1. A multiprocessor system, comprising:

an interconnect;

a shared system memory coupled to said interconnect;

a full memory directory stored in said shared system memory; and

a plurality of processing elements coupled to said interconnect, wherein a first processing element among said plurality of multiprocessing elements includes:

a local cache memory;

a local cache directory for storing tags associated with cache lines within said local cache memory; and

a partial directory cache that caches a portion of said full memory directory, wherein said partial directory cache is accessed to locate which one of said plurality of processing elements has a requested data element when there is a cache miss in said local cache memory before accessing said full memory directory.

2. The multiprocessor system of claim 1, wherein said full memory directory cache further comprises:

a presence field indicating which one of said plurality of multiprocessing elements contains the said requested data;

a state field indicating that said cache line is modified in one of said plurality of multiprocessing elements; and

an data field containing said requested data.

3. A processing element, comprising:

a local cache memory;

a local cache directory for storing tags associated with cache lines within said local cache memory; and

a partial directory cache for caching a portion of a full memory directory, wherein said partial directory cache is accessed to locate which one of said plurality of processing elements has a requested data element when there is a cache miss in said local cache memory before accessing said full memory directory.
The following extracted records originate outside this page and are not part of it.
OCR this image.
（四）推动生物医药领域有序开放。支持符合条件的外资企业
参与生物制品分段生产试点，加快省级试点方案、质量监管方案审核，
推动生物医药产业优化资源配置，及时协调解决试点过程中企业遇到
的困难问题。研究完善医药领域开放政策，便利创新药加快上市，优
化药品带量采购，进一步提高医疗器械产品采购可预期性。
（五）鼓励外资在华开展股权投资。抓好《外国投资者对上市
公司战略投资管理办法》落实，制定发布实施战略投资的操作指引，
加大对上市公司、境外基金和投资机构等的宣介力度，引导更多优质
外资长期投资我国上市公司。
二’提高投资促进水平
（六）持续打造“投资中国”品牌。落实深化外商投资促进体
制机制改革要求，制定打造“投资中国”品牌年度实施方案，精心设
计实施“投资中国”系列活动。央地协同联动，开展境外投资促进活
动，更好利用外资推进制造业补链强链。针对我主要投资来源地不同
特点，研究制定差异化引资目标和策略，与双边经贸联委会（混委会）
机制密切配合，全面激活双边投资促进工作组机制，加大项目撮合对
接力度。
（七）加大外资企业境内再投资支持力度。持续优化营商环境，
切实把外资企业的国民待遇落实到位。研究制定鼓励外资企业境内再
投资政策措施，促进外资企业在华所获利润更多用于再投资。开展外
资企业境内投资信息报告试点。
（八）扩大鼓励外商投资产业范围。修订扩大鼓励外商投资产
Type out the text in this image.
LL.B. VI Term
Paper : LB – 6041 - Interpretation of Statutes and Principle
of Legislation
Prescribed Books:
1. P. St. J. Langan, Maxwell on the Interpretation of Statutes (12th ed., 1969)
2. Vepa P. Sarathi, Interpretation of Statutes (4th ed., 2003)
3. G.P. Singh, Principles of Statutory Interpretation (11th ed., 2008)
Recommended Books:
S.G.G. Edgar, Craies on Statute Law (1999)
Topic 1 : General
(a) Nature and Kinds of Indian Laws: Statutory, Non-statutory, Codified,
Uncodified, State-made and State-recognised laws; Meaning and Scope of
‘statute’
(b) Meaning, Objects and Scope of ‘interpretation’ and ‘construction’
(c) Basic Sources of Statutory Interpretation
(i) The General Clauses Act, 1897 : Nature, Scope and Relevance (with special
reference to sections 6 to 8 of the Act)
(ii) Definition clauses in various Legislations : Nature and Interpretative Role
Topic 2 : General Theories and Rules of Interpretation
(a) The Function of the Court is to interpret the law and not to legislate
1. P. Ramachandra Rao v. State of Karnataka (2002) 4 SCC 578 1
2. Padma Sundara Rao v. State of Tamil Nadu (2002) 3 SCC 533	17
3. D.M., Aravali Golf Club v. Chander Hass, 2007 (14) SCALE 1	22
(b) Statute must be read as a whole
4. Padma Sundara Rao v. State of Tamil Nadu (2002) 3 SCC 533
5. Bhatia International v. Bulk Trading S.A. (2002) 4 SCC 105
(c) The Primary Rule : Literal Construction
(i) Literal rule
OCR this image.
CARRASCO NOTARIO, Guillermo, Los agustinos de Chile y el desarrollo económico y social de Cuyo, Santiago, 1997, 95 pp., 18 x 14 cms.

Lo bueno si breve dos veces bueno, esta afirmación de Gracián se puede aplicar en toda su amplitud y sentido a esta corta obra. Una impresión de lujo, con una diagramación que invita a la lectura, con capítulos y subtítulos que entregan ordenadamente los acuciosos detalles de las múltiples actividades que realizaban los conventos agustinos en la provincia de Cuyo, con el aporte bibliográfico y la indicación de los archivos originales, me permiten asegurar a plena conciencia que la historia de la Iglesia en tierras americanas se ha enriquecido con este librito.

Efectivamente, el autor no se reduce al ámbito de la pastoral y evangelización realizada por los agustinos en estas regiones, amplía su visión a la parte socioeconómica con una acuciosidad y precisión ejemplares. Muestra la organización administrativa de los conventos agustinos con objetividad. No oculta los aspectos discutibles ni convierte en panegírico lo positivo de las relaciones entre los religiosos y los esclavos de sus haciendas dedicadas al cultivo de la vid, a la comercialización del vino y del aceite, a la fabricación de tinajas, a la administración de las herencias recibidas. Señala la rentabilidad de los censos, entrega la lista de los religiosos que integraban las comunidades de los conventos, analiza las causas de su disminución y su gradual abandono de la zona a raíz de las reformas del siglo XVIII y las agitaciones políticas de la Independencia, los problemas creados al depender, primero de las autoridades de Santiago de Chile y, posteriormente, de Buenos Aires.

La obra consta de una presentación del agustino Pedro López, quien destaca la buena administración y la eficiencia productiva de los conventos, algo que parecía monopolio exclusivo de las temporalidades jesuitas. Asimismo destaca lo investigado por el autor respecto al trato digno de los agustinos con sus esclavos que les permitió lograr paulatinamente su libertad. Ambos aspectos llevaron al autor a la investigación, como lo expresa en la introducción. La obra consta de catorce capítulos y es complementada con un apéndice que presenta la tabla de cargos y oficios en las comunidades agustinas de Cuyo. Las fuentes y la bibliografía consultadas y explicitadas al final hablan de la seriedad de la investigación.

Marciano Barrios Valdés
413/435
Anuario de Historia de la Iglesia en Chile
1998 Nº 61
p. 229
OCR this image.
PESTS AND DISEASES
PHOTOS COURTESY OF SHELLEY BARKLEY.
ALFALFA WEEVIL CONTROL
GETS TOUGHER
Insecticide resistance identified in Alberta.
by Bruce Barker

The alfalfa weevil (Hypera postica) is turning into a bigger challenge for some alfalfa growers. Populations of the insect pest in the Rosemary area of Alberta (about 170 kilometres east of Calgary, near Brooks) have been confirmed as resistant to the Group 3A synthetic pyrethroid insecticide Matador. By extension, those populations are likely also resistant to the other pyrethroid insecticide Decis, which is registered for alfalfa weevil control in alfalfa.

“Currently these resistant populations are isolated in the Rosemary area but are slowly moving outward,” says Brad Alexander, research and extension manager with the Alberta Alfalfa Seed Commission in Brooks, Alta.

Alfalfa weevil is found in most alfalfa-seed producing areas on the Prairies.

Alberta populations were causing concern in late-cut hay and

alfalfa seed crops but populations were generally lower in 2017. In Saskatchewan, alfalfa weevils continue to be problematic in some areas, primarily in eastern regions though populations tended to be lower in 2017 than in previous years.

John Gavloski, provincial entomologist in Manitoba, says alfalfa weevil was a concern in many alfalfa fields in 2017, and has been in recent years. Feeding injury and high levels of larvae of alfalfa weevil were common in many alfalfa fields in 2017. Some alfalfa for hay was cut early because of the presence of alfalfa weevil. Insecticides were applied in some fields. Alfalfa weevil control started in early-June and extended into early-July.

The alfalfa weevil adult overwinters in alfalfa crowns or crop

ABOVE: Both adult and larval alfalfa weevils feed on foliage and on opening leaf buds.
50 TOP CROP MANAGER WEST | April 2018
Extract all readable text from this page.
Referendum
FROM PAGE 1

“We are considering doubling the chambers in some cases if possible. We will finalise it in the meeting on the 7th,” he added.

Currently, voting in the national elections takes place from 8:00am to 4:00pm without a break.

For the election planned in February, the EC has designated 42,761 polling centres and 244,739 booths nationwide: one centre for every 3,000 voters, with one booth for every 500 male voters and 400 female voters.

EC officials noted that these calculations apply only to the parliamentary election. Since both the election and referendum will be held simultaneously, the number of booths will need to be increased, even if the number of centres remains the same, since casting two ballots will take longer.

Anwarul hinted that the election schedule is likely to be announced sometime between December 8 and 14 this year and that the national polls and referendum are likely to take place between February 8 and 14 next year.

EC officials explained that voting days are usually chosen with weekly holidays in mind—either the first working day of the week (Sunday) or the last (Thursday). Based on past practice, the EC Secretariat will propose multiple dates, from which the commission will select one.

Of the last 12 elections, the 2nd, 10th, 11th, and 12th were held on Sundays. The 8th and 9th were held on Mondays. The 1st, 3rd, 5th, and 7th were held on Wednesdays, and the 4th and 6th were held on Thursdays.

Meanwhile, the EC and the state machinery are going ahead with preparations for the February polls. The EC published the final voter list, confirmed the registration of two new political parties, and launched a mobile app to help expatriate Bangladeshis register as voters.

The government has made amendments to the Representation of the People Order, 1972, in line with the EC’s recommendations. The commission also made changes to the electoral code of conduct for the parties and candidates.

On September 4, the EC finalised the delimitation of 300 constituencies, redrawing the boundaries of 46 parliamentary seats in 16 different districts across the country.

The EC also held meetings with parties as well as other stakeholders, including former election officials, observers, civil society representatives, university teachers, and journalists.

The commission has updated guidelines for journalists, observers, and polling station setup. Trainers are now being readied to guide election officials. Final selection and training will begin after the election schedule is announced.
4. A processing element, according to claim 3, which includes a memory controller that controls access to a shared system memory.

5. A partial directory cache stored in said local memory system, wherein said partial directory cache is accessed to locate which one of a plurality of processing elements has a requested data element when there is a cache miss in a local cache memory of one of said plurality of processing elements before accessing a full directory stored in a shared system memory.

6. The partial directory cache, according to claim 5, further comprises:

a presence field indicating which one of said plurality of processing elements contains the said requested data;

a state field indicating that said cache line is modified in one of said plurality of processing elements; and

an address field referencing where in said full memory directory a requested data element is stored

7. A method for caching directory information in a multiprocessor system provided with an interconnect, a shared memory system memory, and a plurality of processing elements, said method comprising:

accessing a partial directory cache, in response to a request for a data element;

reading the tag of said data element to determine location of said data element, in response to a hit in said partial directory cache;

accessing a full memory directory to determine location of said data element, in response to a miss in said partial directory cache;

retrieving requested said data element from one of said plurality of processing elements; and

reading directory information and data element directly from said full memory directory, in response to not locating said data element any of said plurality of processing elements.